Nos Sapatos do Meu Pai

Este mês temos mais um texto da Plácida, desta vez um reflexo acerca da maneira como os pais vestem os filhos hoje em dia, muito à sua própria semelhança. Em 2011 falei um pouco sobre isso aqui e passados cinco anos vemos que é uma tendência em continuidade.

 Lookbook Zara

 “Mudam-se os tempos, mudam-se as vontades” nada consegue ser mais verdadeiro que isto, mas há certas mudanças e determinadas vontades mais difíceis de aceitar que outras. Sim, isto pode não ser considerada uma grande ameaça para a humanidade, mas trata-se de algo que me tem chamado a atenção, em várias ocasiões e momentos da minha vida. 

O nosso dia a dia começa e termina sempre da mesma forma - com escolhas - e podemos dizer que 90% da nossa rotina é iniciada com a resposta a esta pergunta “o que devo vestir?”. Seja porque vamos trabalhar ou porque vamos sair com os nossos amigos, visitar familiares, ou até mesmo quando ficamos em casa (“fico com o pijama ou visto outra coisa?”), é tudo uma questão de escolhas, para nós adultos. Os bebés e a maioria das crianças não tem esse poder de decisão, nem mesmo no que toca à forma como se devem vestir. Somos nós que o fazemos, pois nós, adultos, acreditamos saber quais as melhores roupas e os mais indicados estilos para eles, impingimos os nossos gostos e fazemo-los reféns do nosso estilo. Enquanto adultos pensamos ter a perfeita noção do quão confortáveis e apresentáveis eles estão, vestindo determinadas roupas. Mas não estou aqui para questionar os gostos pessoais dos pais, mas sim para questionar as escolhas de alguns designers/ grandes marcas.

Lookbook Burberry 

Quando somos crianças tentamos vestir as roupas dos nossos pais, quando calçamos os sapatos grandes, aplicamos a maquilhagem, colocamos as malas de mão enormes e cheias de coisas, que não sabemos bem para que servem… Nessa altura o nosso comportamento é visto como sendo algo adorável. Na maioria dos casos porque somos pessoas de meio metro a tentar parecer gente adulta. Sim é realmente adorável de se ver, mas é importante não esquecer que estamos a falar de crianças a tentar agir como adultos, a brincar de adultos, mas que não o ambicionam ser. Pelo menos não tão cedo, e por isso mesmo é que esses actos são adoráveis. Todavia, hoje em dia são os adultos que tentam “obrigar” as crianças a brincarem de gente grande. Talvez a minha investigação seja demasiado superficial e não tenha explorado todos os países e tendências, mas a moda infantil tem-se aproximado demasiado da moda das “pessoas crescidas” e quando digo demasiado é no sentido em que as roupas que se vêem na secção de homem/mulher é a mesma que se vê na secção de criança, mas em tamanhos mais pequenos.

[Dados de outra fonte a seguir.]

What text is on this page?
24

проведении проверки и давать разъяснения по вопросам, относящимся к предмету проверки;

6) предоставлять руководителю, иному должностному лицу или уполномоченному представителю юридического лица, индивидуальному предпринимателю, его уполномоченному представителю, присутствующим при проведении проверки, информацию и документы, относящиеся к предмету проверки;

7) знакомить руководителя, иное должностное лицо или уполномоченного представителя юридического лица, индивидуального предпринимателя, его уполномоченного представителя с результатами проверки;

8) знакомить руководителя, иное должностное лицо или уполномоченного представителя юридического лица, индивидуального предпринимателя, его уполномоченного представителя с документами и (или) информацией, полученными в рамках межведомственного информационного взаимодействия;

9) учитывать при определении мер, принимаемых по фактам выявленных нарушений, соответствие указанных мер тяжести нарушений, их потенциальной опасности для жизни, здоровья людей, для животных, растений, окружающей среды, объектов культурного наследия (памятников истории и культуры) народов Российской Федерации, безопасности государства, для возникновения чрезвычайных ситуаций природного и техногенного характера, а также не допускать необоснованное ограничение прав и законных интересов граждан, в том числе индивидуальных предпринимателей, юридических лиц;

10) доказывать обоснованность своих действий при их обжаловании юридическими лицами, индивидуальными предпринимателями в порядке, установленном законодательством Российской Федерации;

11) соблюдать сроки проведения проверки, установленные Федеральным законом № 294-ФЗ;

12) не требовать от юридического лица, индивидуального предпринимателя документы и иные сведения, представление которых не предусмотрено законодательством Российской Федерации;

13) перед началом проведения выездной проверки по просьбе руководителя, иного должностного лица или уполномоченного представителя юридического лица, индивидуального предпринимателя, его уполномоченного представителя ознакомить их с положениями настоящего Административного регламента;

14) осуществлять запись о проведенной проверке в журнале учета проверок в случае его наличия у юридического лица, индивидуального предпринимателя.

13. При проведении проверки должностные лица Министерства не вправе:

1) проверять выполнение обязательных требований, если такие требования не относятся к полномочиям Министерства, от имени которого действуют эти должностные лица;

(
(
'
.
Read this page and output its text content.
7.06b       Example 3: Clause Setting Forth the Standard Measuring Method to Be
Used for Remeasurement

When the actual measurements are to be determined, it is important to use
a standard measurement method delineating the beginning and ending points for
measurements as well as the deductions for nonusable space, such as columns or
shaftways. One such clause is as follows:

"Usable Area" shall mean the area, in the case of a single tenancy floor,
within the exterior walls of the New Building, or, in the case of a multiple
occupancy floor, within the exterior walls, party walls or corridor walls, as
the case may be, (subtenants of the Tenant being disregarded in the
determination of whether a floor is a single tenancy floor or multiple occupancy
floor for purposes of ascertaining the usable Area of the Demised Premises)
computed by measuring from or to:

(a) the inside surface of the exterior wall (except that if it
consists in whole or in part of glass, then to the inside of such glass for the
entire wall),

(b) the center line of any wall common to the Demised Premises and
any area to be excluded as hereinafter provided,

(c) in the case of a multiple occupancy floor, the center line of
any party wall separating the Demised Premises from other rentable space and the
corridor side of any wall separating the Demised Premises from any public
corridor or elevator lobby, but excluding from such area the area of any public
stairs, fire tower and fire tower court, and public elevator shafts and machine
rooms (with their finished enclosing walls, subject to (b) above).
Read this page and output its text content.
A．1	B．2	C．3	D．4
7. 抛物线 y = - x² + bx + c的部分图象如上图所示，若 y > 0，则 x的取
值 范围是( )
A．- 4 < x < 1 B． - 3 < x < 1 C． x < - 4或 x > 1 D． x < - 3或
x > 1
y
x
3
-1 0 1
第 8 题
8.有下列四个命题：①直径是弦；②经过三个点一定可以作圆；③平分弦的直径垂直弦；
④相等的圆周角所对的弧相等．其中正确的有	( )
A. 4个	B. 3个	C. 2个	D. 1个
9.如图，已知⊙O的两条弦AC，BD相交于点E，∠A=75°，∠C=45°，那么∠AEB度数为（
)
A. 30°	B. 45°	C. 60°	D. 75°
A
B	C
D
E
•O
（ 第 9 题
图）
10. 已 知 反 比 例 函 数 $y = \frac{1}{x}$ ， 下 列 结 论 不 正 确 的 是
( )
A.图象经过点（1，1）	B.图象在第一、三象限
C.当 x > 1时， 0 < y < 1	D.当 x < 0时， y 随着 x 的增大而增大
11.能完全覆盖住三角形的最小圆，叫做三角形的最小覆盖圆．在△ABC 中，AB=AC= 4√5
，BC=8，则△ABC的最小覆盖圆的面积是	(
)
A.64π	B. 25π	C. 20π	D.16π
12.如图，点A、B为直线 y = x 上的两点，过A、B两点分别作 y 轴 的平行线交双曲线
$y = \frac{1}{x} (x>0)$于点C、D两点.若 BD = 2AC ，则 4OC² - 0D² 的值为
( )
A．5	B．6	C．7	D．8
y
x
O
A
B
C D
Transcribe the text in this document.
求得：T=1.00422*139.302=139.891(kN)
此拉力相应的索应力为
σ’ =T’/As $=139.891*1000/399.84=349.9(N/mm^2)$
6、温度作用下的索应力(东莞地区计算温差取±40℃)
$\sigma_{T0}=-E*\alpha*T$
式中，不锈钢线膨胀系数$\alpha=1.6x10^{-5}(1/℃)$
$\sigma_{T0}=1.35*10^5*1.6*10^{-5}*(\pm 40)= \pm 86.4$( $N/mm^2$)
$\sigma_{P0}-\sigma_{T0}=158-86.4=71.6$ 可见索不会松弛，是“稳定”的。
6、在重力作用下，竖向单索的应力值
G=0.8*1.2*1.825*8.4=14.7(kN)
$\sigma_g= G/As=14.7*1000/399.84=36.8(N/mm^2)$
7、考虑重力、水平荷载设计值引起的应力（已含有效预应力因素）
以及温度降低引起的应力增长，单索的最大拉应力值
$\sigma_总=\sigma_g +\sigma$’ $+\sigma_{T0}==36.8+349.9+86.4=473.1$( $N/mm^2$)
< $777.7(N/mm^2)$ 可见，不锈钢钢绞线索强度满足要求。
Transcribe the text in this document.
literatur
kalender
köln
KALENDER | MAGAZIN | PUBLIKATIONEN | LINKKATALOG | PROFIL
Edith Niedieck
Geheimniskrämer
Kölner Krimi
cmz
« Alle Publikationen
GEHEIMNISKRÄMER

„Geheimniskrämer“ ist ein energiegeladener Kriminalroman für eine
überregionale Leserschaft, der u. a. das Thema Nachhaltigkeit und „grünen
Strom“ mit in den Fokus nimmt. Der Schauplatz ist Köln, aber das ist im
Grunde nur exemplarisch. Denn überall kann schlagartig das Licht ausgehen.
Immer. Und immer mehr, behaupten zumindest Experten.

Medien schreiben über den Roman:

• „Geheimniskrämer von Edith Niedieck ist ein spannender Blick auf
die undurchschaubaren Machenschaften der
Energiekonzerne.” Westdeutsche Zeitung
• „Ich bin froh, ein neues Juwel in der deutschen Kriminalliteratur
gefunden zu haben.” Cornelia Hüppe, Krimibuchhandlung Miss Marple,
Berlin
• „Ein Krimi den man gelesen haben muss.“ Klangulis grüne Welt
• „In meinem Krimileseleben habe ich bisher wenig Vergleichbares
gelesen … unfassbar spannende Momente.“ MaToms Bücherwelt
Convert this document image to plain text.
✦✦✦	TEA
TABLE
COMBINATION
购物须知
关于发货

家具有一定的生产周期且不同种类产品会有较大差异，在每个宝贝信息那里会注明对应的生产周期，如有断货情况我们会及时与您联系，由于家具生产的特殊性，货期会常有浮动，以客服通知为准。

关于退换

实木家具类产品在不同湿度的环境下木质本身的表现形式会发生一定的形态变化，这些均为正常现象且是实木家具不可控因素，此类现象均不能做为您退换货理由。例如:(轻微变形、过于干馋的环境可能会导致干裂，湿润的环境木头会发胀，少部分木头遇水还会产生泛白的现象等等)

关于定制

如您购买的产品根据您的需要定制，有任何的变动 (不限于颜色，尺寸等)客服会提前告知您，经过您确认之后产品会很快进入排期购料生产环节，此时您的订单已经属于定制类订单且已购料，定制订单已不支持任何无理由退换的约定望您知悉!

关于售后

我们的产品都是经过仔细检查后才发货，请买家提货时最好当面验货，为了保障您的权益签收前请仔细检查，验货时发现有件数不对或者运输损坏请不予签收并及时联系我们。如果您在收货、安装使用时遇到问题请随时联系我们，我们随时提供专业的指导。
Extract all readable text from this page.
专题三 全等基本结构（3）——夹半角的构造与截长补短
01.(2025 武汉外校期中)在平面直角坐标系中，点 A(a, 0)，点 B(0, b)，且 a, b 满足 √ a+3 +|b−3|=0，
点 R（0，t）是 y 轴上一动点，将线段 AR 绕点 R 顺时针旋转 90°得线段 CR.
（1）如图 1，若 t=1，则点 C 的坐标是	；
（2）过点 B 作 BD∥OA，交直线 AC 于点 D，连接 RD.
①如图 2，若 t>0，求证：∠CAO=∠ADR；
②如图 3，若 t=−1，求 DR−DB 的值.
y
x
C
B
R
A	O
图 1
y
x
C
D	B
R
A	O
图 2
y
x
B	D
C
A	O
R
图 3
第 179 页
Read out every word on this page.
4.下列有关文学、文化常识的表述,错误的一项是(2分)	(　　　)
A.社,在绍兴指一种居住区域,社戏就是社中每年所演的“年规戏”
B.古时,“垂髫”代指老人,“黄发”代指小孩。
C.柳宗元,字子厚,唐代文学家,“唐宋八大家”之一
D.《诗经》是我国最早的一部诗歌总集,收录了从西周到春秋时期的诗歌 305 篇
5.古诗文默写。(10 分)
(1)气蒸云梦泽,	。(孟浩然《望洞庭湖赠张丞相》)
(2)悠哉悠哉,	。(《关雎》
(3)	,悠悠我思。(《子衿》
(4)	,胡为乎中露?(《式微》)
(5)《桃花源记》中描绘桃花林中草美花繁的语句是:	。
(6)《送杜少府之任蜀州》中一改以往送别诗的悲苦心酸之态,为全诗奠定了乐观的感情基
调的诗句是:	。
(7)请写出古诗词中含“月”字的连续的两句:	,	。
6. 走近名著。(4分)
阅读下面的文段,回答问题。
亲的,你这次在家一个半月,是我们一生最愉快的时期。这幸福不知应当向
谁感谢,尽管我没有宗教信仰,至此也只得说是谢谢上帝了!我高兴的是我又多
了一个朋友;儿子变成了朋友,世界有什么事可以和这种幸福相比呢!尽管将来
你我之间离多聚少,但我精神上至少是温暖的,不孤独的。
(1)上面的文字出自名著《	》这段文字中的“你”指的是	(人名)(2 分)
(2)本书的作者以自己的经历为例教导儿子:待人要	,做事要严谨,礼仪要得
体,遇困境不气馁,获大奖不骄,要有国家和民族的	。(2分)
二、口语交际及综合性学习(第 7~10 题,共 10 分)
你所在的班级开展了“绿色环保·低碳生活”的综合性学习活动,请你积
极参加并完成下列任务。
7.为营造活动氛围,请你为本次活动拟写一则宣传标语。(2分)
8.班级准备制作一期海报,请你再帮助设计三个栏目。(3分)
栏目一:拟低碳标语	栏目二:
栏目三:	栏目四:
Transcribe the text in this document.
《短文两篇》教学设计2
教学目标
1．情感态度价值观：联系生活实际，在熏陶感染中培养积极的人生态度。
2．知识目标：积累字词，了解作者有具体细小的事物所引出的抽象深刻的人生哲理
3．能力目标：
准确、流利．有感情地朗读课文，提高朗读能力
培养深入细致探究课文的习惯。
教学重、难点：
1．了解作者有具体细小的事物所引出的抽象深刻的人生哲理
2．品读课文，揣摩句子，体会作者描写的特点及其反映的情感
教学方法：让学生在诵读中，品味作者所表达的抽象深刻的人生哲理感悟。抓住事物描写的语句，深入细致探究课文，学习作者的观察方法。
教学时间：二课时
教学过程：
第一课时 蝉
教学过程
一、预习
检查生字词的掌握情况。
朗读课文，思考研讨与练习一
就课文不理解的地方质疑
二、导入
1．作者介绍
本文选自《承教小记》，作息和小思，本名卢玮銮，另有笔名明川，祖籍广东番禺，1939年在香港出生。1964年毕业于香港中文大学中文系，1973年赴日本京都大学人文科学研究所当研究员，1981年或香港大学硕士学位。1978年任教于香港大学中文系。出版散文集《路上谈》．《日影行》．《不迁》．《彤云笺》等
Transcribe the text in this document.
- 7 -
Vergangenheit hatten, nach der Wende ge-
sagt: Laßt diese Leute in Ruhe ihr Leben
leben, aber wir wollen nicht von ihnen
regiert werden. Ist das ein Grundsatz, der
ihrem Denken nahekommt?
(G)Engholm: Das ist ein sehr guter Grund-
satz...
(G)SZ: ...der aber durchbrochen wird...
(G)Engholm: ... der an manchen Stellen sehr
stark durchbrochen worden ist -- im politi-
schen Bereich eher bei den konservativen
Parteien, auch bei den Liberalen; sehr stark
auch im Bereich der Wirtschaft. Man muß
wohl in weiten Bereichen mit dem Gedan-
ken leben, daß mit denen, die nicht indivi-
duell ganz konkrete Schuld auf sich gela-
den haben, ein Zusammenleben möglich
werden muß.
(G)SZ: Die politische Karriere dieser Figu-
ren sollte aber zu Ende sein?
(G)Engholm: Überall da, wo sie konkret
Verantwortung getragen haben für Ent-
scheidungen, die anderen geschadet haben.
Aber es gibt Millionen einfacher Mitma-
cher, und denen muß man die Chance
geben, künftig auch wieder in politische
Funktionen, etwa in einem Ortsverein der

Lookbook Dolce and Gabbana

O que se passa com a moda infantil? O que aconteceu aos estampados com desenhos animados, a combinações malucas de cores vivas, que antes se podiam encontrar na secção de bebés/crianças? Onde anda o design concebido a pensar nas crianças e não nos adultos? Por onde anda tudo isso? Sim, ainda lá está – nas prateleiras destinadas às meninas, onde o cor-de-rosa é a abelha rainha. Elas ainda têm o poder da infantilidade/imaturidade nas roupas, elas ainda podem escolher entre serem pequenas adultas ou adoráveis meninas. Os rapazes, bem os rapazes não tanto como em tempos puderam. 

Lookbook Mango

Mas volto a repetir, não estou aqui para julgar ninguém, apenas pretendo lançar no ar esta pergunta que me tem assaltado a mente em várias ocasiões. Alguma vez pensaram neste assunto? Pode parecer algo bastante banal, mas não é. É como se as crianças estivessem a dizer “quando eu crescer quero ser como o meu pai” e os designers de moda/pais/tutores respondessem “não precisas de esperar tanto, podes começar já hoje!”. Não me interpretem mal, não digo que o estilo adulto não deva ser criado e ajustado para as crianças. A diversidade e poder de escolha é o que todos procuramos e sou bastante a favor disso, mas por essa mesma razão deveríamos tentar manter a inocência das crianças através das roupas, para além do estilo adulto que agora se encontra nas montras das lojas. Regressar aos desenhos animados, aos estampados infantis, aos dinossauros  de várias cores e tamanhos que não devem viver apenas nos pijamas ou nas meias, mas também nos casacos, camisas, sapatos e em todas aquelas peças de meio tamanho que as crianças usam.